(Or, Can't We All Just Get Along?)
I can't believe that the whole discussion and ruling and furor over the Laurier bike lane has gone by and I haven't said much recently. Or maybe I can believe it: it seems like there's not actually a lot to say that isn't being said, and I had a hard time keeping up with all the meetings that I couldn't be at. But I opened the Saturday paper today and found, in the letters to the editor, a desperate plea from a Laurier Street condo-dweller. They're going to remove all our parking! Won't someone think of the children and the little old ladies?
"But now the bikers come," he writes. "They are young, gainfully employed and dynamic. Most are members of bike and social clubs, and all are well organized. They are represented by city councilors who are like them, and who share their desire to make Ottawa an example of "greenness" in the province: the Copenhagen of Canada. They plan to converge on the city core to enjoy all of its benefits."
Against this Spandex-clad invasion force of apparent non-residents bent on disrupting our way of life, he pits a condo-dwelling population of frail, unorganized senior citizens who enjoy a quiet life of walking in the park, visiting with their grandchildren, and responsibly investing in their condos so as to reduce the burden on the taxpayer when they have to sell and move to a retirement home. (I'm still fuzzy on how that last bit works.) He alone, with his letter, is standing up for the rights of these dear old folks in their autumn years, because they can't speak up for themselves.
Seriously, you should read the letter. It's epic. EPIC.
Okay. Bike lanes will not destroy civilization as we know it. Parking is not a human right. People are pretty good at this adapting thing. Hey, we managed to get used to being agrarian rather than nomadic without too much of a hassle. Some of us even adapt to living in zero gravity without too many hiccups. I think a change in the setup of a street will probably, in two years, have been forgotten about.
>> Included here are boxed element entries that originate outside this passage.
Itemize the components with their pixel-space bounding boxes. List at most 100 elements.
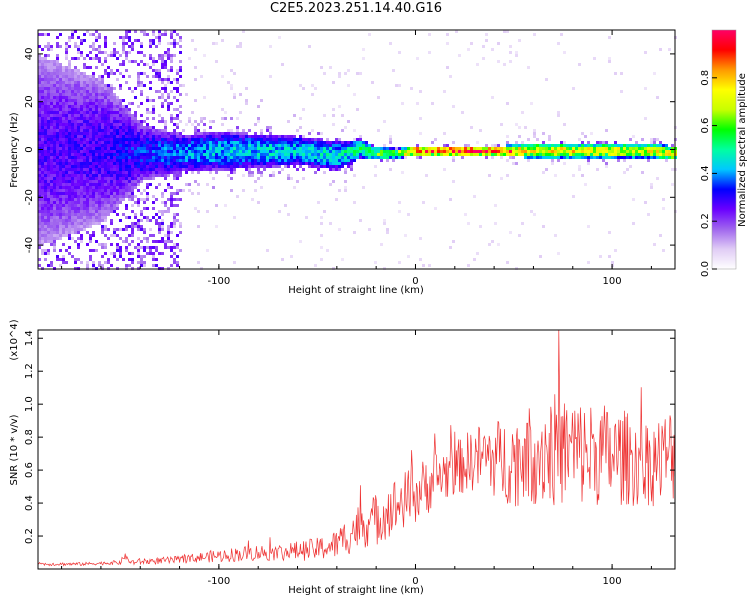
heatmap-cell [512, 156, 515, 159]
heatmap-cell [50, 126, 53, 129]
heatmap-cell [146, 198, 149, 201]
heatmap-cell [77, 111, 80, 114]
heatmap-cell [311, 144, 314, 147]
heatmap-cell [53, 174, 56, 177]
heatmap-cell [101, 90, 104, 93]
heatmap-cell [92, 180, 95, 183]
heatmap-cell [269, 150, 272, 153]
heatmap-cell [155, 159, 158, 162]
heatmap-cell [629, 165, 632, 168]
heatmap-cell [143, 120, 146, 123]
heatmap-cell [188, 135, 191, 138]
heatmap-cell [140, 228, 143, 231]
heatmap-cell [494, 153, 497, 156]
heatmap-cell [47, 150, 50, 153]
heatmap-cell [281, 144, 284, 147]
heatmap-cell [92, 261, 95, 264]
heatmap-cell [236, 45, 239, 48]
heatmap-cell [131, 258, 134, 261]
heatmap-cell [167, 141, 170, 144]
heatmap-cell [293, 153, 296, 156]
heatmap-cell [143, 63, 146, 66]
heatmap-cell [74, 261, 77, 264]
heatmap-cell [77, 81, 80, 84]
heatmap-cell [38, 33, 41, 36]
heatmap-cell [65, 192, 68, 195]
heatmap-cell [320, 132, 323, 135]
heatmap-cell [230, 69, 233, 72]
heatmap-cell [134, 123, 137, 126]
heatmap-cell [71, 219, 74, 222]
heatmap-cell [596, 156, 599, 159]
heatmap-cell [44, 186, 47, 189]
heatmap-cell [83, 177, 86, 180]
heatmap-cell [113, 183, 116, 186]
heatmap-cell [71, 222, 74, 225]
heatmap-cell [161, 240, 164, 243]
heatmap-cell [338, 168, 341, 171]
heatmap-cell [233, 93, 236, 96]
heatmap-cell [116, 69, 119, 72]
heatmap-cell [650, 138, 653, 141]
heatmap-cell [197, 150, 200, 153]
heatmap-cell [455, 150, 458, 153]
heatmap-cell [44, 207, 47, 210]
heatmap-cell [137, 75, 140, 78]
heatmap-cell [83, 108, 86, 111]
heatmap-cell [56, 132, 59, 135]
heatmap-cell [122, 240, 125, 243]
heatmap-cell [401, 102, 404, 105]
heatmap-cell [41, 123, 44, 126]
heatmap-cell [485, 150, 488, 153]
heatmap-cell [131, 222, 134, 225]
heatmap-cell [110, 252, 113, 255]
heatmap-cell [170, 225, 173, 228]
heatmap-cell [554, 150, 557, 153]
heatmap-cell [101, 210, 104, 213]
heatmap-cell [344, 72, 347, 75]
heatmap-cell [140, 30, 143, 33]
heatmap-cell [551, 156, 554, 159]
heatmap-cell [131, 210, 134, 213]
heatmap-cell [128, 102, 131, 105]
heatmap-cell [128, 126, 131, 129]
heatmap-cell [386, 228, 389, 231]
heatmap-cell [431, 150, 434, 153]
heatmap-cell [353, 129, 356, 132]
heatmap-cell [128, 135, 131, 138]
spectrogram-y-tick-label: -40 [24, 237, 35, 253]
heatmap-cell [62, 120, 65, 123]
heatmap-cell [125, 150, 128, 153]
heatmap-cell [41, 81, 44, 84]
heatmap-cell [83, 39, 86, 42]
heatmap-cell [50, 153, 53, 156]
heatmap-cell [143, 231, 146, 234]
heatmap-cell [263, 156, 266, 159]
heatmap-cell [518, 147, 521, 150]
heatmap-cell [47, 78, 50, 81]
heatmap-cell [176, 174, 179, 177]
heatmap-cell [257, 117, 260, 120]
heatmap-cell [41, 135, 44, 138]
heatmap-cell [344, 126, 347, 129]
heatmap-cell [50, 69, 53, 72]
heatmap-cell [122, 138, 125, 141]
heatmap-cell [149, 249, 152, 252]
heatmap-cell [140, 213, 143, 216]
heatmap-cell [320, 162, 323, 165]
heatmap-cell [119, 246, 122, 249]
heatmap-cell [140, 174, 143, 177]
heatmap-cell [140, 162, 143, 165]
heatmap-cell [176, 69, 179, 72]
heatmap-cell [104, 69, 107, 72]
heatmap-cell [143, 138, 146, 141]
heatmap-cell [452, 156, 455, 159]
heatmap-cell [101, 231, 104, 234]
heatmap-cell [548, 138, 551, 141]
heatmap-cell [107, 102, 110, 105]
heatmap-cell [269, 126, 272, 129]
heatmap-cell [113, 165, 116, 168]
heatmap-cell [71, 36, 74, 39]
heatmap-cell [119, 195, 122, 198]
heatmap-cell [320, 246, 323, 249]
And/or worked around.
And, for the zillionth time - you just can't categorize a whole group of people - especially when you're talking city politics. This letter-writer's "cyclists" are a faceless mass of overprivileged (male) yuppies in Spandex, who oughta just stay in Kanata where they belong instead of coming in to our downtown core and imposing their self-righteous "greenness." And his "residents" are helpless frail little grannies who will be left, cut off from civilization and human contact, by the no-man's-land of a segregated lane in front of their condos.
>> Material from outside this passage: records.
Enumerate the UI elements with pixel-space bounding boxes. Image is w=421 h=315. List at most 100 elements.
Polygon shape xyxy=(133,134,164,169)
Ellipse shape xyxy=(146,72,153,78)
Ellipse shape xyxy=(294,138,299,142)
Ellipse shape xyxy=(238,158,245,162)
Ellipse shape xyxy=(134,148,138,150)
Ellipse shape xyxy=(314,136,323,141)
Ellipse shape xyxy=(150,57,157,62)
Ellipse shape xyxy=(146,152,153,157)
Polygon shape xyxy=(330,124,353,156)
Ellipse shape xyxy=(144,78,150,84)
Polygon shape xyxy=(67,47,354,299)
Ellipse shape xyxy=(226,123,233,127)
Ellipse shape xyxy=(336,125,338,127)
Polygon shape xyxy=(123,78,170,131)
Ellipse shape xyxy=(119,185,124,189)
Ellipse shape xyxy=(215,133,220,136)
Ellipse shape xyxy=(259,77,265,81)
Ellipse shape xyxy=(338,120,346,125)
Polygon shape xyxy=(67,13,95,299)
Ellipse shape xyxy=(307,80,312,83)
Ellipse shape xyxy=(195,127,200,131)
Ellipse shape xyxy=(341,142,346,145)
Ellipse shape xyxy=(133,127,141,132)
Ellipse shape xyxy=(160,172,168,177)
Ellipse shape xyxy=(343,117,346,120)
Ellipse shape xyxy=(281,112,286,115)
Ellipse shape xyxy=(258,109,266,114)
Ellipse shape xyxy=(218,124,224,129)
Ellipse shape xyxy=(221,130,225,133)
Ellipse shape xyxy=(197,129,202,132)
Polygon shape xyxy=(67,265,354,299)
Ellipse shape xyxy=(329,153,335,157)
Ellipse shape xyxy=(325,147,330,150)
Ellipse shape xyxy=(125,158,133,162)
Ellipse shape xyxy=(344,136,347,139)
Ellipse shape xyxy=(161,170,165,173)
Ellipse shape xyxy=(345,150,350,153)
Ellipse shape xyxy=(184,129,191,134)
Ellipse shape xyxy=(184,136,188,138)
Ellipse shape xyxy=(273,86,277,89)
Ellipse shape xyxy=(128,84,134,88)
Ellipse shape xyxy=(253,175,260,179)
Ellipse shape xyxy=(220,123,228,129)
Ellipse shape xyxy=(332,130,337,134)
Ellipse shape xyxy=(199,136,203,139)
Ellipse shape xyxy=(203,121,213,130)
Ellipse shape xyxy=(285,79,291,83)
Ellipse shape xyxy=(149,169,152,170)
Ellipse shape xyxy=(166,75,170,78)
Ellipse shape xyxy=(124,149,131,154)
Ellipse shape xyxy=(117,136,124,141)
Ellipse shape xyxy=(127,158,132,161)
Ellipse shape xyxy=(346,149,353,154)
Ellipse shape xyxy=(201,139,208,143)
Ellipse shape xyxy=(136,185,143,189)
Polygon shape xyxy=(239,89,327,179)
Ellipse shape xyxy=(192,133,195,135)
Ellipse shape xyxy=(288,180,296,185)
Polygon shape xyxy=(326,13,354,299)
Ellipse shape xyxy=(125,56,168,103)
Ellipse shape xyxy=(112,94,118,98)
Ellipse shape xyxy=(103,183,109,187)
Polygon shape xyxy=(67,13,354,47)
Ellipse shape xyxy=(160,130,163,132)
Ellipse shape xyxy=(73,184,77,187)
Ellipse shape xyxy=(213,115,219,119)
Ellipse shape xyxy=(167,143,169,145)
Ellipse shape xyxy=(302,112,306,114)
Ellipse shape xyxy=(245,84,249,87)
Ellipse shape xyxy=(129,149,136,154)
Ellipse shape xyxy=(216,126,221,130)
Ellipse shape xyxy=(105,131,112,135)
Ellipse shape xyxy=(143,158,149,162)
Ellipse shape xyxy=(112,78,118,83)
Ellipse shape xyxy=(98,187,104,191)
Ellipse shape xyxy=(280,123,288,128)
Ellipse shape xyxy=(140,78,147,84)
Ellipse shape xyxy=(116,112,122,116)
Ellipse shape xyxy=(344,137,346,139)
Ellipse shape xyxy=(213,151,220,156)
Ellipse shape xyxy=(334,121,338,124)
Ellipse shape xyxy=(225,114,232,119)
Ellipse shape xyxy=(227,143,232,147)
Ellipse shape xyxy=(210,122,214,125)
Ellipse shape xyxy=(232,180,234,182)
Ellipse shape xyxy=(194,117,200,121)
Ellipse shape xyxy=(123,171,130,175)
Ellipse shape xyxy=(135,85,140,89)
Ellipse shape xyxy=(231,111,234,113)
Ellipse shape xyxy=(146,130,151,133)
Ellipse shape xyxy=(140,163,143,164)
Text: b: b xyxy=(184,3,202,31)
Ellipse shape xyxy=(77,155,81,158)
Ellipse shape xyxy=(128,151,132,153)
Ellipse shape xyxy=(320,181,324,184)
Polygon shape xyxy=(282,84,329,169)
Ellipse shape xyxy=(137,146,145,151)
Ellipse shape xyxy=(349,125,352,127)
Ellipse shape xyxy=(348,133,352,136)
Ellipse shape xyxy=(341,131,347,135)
In reality, of course, things are way more complicated. Part of the reason I haven't really felt like I can weigh in on the project that much: sure, I agree with some arguments and disagree with others, but on the whole the issue is so complex that I can't feel like I have a solid position. I really wouldn't want to work for the city's transport committee, required to listen to and consider as many different opinions as there are people involved. The bike lane will happen, or it won't, and I for one will wait and see what happens, rather than try to predict any outcomes.